The Reserve Bank of India (RBI) today said regional rural banks (RRBs) will get five more years, beginning with the current financial year (FY25), to amortise the additional expenditure in light of the revision in pensions. The extra time has been granted due to the difficulties expressed in absorbing the increased liability in a single year.
RRBs were earlier permitted to amortise their liability on account of the Employee Pension Scheme 2018 over five years, beginning with the financial year ending March 31, 2019. RRBs are now required to implement the pension scheme with effect from November 1, 1993.
The expenditure, if not fully charged to the profit and loss account in FY25, may be amortised over a period not exceeding five years, beginning with the financial year ending March 31, 2025. RRBs will have to make provision for at least 20 per cent of the total pension liability every year.
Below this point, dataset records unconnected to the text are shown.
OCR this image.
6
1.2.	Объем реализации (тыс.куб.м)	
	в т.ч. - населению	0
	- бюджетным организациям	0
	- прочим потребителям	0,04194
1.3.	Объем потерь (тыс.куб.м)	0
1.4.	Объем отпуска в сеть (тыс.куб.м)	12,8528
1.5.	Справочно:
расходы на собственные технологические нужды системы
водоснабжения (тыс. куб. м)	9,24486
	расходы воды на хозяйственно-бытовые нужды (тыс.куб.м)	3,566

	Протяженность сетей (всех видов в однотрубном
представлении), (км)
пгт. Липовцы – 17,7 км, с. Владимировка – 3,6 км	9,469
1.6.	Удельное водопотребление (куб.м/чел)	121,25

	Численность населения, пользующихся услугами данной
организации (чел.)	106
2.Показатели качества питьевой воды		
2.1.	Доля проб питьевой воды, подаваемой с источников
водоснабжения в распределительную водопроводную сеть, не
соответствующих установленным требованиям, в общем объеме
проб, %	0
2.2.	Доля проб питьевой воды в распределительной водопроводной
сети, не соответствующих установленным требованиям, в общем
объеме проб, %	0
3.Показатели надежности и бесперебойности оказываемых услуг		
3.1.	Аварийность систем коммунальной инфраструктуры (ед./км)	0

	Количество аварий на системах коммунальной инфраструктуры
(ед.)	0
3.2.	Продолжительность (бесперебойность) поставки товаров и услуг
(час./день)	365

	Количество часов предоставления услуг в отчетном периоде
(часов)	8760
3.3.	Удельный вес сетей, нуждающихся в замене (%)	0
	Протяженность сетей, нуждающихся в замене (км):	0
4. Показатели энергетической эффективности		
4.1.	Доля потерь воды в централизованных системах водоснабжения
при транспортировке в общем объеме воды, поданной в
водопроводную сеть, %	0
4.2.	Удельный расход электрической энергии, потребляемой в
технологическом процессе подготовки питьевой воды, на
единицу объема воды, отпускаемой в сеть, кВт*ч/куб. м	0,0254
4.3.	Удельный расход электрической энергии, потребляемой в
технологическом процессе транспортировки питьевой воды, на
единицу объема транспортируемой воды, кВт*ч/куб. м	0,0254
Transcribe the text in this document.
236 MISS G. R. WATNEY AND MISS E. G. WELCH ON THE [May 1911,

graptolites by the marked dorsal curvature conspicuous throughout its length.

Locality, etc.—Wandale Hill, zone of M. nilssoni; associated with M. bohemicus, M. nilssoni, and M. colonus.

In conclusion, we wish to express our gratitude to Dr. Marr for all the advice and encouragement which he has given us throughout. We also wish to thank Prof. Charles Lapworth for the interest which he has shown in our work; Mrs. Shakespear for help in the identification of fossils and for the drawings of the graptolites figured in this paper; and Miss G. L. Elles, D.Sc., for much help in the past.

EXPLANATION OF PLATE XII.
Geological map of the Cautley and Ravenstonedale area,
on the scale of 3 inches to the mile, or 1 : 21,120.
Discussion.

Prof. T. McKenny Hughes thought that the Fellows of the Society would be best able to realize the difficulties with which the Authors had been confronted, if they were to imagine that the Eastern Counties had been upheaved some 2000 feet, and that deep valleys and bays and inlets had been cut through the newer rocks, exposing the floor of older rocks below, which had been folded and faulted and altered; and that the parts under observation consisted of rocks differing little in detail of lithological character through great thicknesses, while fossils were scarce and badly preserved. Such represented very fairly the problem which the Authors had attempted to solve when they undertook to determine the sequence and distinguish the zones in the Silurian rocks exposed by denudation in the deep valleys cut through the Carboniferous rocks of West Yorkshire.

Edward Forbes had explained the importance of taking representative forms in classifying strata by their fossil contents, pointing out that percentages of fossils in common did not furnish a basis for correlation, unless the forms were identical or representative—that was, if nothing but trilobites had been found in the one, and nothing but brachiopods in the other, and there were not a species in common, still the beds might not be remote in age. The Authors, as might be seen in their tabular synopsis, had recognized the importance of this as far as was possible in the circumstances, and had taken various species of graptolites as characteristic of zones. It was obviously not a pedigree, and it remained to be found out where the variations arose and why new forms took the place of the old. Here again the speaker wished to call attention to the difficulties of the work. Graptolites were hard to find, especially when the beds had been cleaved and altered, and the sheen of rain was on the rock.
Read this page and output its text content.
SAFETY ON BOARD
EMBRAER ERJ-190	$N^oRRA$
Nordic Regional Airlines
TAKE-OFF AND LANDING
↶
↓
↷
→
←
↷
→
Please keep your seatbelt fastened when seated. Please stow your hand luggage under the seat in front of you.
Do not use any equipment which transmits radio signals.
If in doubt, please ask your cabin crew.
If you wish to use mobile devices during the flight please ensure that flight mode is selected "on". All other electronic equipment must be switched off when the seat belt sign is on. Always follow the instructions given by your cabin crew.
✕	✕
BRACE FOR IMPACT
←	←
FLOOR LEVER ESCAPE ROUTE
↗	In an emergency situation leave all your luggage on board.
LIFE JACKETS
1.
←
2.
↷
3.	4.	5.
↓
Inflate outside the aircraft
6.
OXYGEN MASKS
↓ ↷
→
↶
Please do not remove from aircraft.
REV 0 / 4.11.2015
They must fully recognise the liability on account of the applicability of the pension scheme as per the applicable accounting standards, RBI said in a notification.
They should disclose the accounting policy followed in this regard in the ‘Notes to Accounts’ to the financial statements.
Banks should disclose the amount of unamortised expenditure and the consequential net profit if the unamortised expenditure has been fully recognised in the profit and loss account. Pension-related unamortised expenditure would not be reduced from Tier-I capital of the RRBs, RBI said.